We’re open!

7 09 2010

Friday began with the last minute push to get the centre ready for opening. A small number of local guests including the Mayor, local councillors and those involved with the design and build had been invited to what was essentially a soft launch – there is still some snagging to be resolved but we wanted to ‘get up and at ‘em’ on the basis that if you don’t draw a line somewhere, then the opening deadline just keeps shifting. It’s also true that until you use a building you don’t truly know what works and what doesn’t.

The launch was attended by around 100 people with speeches and a delightful small performance in the foyer by Shake – a local Street Dance group. In the Ocean Room we showed three more pieces: Shake again, the premiere of section of Gregory Maqoma’s Desert Crossings – a collaboration with State of Emergency – then a screening of Jane Mason and Becky Edmund’s film of reminiscences by local people about dancing at the Pavilion Theatre.

Pat Lewis’s poignant descriptions of Lindy Hopping with American airmen when she was eight and the realisation on camera that they never returned from the next day’s mission brought a tear to both her and our eyes. Dance memories living on in the body.

The next day we opened the doors for two days of free classes and three free performances – two inside in the Ocean Room and one out on the terraces, which we are realising is a mini South Bank. Architects have an expression, which is, I believe, ‘paths of desire’ about how people use a space in the way they want or need to – not how the designer plans. This is certainly true of Pavilion Dance. The path along the Lower Gardens leads straight to our front entrance and people will sit on the steps to watch dance on the West terrace not the South as we had thought previously. Dancers will also fling wide the doors of the Seafront Studio to enjoy the breeze (and then passers-by can look in on the class too) but might this be an H and S nightmare.

And so we are learning all the time: people sit on window sills, take buggies into the studios, don’t take their shoes off don’t read notices which actually, you know, is all fine! It’s a space for people to feel comfortable and at home in – not a museum. We were all on a sharp learning curve in terms of customer care: what was obvious to us – signage, etc. was not clear to others and so we learned the hard way.

All the staff and volunteers did a magnificent job. We ran classes in Waacking, Parkour, Beginners’ Ballroom, Reggaeton, Basic Ballet, Persian Dance, Appalachian Clog, Yoga and Krumping among others: most had between 15 and 25 people taking part. Nest week we launch a programme of 60 such classes.

We showed performances by local groups in Street, Tap Contemporary, African, Butoh, and another Showing of Desert Crossings (my six year old grand-daughter said she enjoyed the Butoh best as it was ‘scary’)

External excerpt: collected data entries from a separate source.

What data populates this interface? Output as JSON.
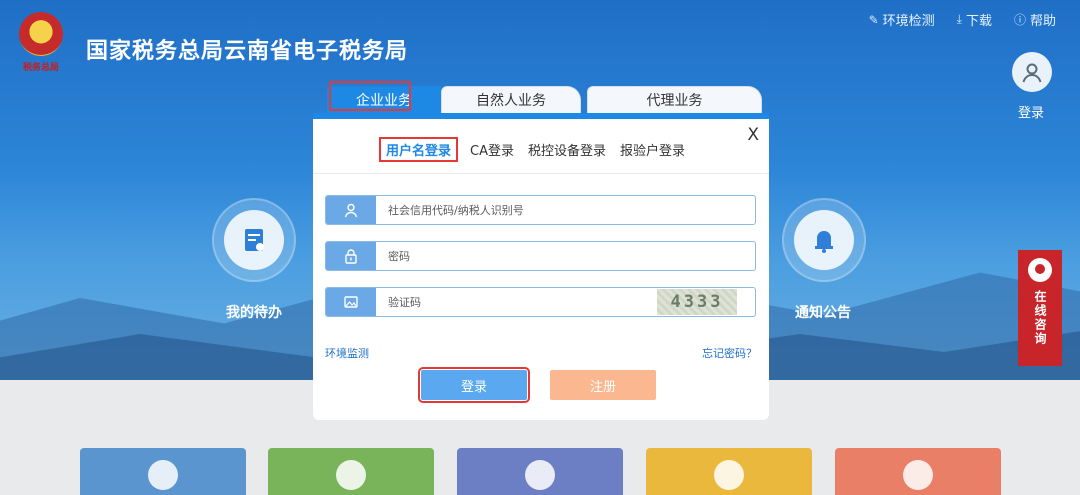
{
  "site": {
    "title": "国家税务总局云南省电子税务局",
    "emblem_text": "税务总局"
  },
  "topnav": [
    {
      "icon": "wrench-icon",
      "label": "环境检测"
    },
    {
      "icon": "download-icon",
      "label": "下载"
    },
    {
      "icon": "help-icon",
      "label": "帮助"
    }
  ],
  "user": {
    "login_label": "登录"
  },
  "hero_shortcuts": {
    "todo": "我的待办",
    "notice": "通知公告"
  },
  "consult": {
    "label": "在线咨询"
  },
  "modal": {
    "tabs": [
      "企业业务",
      "自然人业务",
      "代理业务"
    ],
    "close": "X",
    "subtabs": [
      "用户名登录",
      "CA登录",
      "税控设备登录",
      "报验户登录"
    ],
    "fields": {
      "account_placeholder": "社会信用代码/纳税人识别号",
      "password_placeholder": "密码",
      "captcha_placeholder": "验证码",
      "captcha_code": "4333"
    },
    "links": {
      "env_check": "环境监测",
      "forgot": "忘记密码？"
    },
    "buttons": {
      "login": "登录",
      "register": "注册"
    }
  },
  "colors": {
    "primary": "#1e88e5",
    "highlight": "#e53935",
    "register": "#fbb78f",
    "consult": "#c8252a"
  },
  "cards_colors": [
    "#5b95cf",
    "#79b35a",
    "#6c7fc4",
    "#e9b83d",
    "#e87f66"
  ]
}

There were a few tears, we locked ourselves out of the keypad coded doors, we ate too many sandwiches, blew up hundreds of balloons, the downstairs loo flooded and an elderly visitor was nearly felled by a banner carried off by a strong gust of wind blowing in off the sea – well caught Jenny!. But more than two thousand people either came to a class, watched a show or just had a look around.

Monday morning was our annual appraisal with Arts Council. All I can say to them, the DCMS, and the Treasury is ‘If Pavilion Dance isn’t ‘Great Art for Everyone’ – then I don’t know what is!

And it’s also terrific value for money.